Functional Leader. The main contribution to corporate value made by the functional leader comes from its promotion of functional excellence and the cost-efficient bundling of services. This strategy is most often seen at large, integrated multibusiness corporations.
Hands-on Manager. This center is the most activist corporate parent, engaged closely in the management and operations of each business unit and leaving the units responsible only for execution. This strategy is most appropriate for companies with a focused portfolio of businesses operating in mature industries.
1. BCG’s earlier report, First Do No Harm: How to Be a Good Corporate Parent, named this strategy Synergy creation.
In this latest report, we turn to the question of designing the corporate center once top management has settled on a parenting strategy.
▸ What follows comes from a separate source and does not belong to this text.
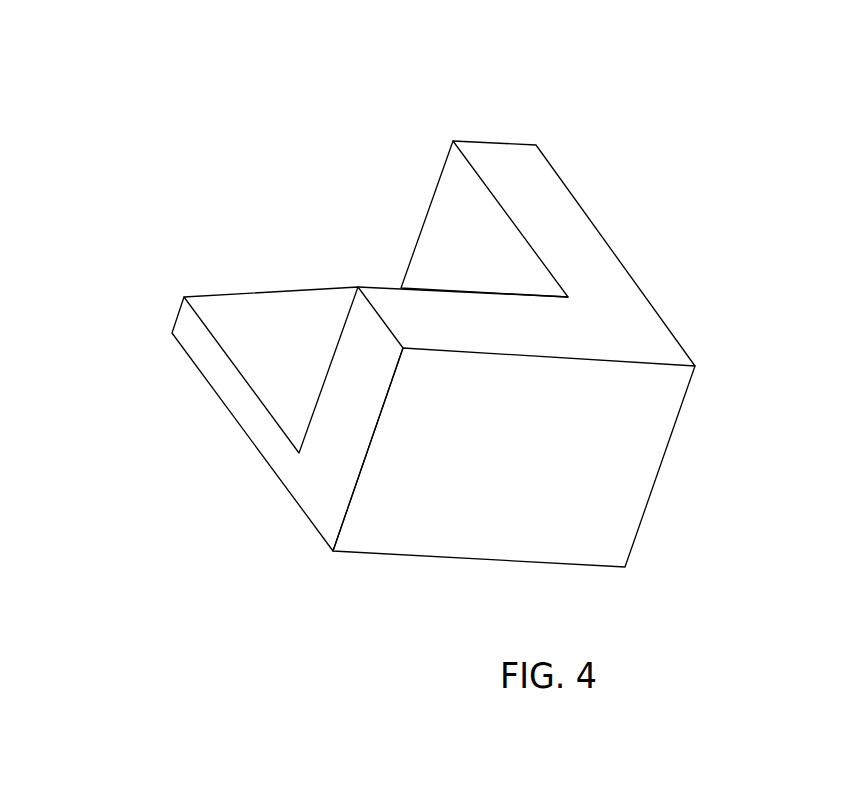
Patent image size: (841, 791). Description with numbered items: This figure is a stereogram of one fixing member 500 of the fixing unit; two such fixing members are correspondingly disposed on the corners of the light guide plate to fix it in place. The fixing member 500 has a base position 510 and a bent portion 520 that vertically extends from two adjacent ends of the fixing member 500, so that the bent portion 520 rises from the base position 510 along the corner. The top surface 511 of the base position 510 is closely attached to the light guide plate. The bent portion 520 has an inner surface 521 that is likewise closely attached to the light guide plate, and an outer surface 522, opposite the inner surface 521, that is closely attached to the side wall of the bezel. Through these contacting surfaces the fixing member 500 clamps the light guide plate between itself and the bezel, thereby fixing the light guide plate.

In essence, we ask what the parenting strategy implies about the optimal shape, scope, processes, and required competencies of the corporate center.
Through which activities does the center exert control? What are the lines of authority—that is, at what level do the board and corporate center interact with the business units, and where are those interactions most intense? What decision rights do the business units retain? In short, what is the mandate of each of the six parenting strategies, and what kinds of organizational design do those mandates dictate?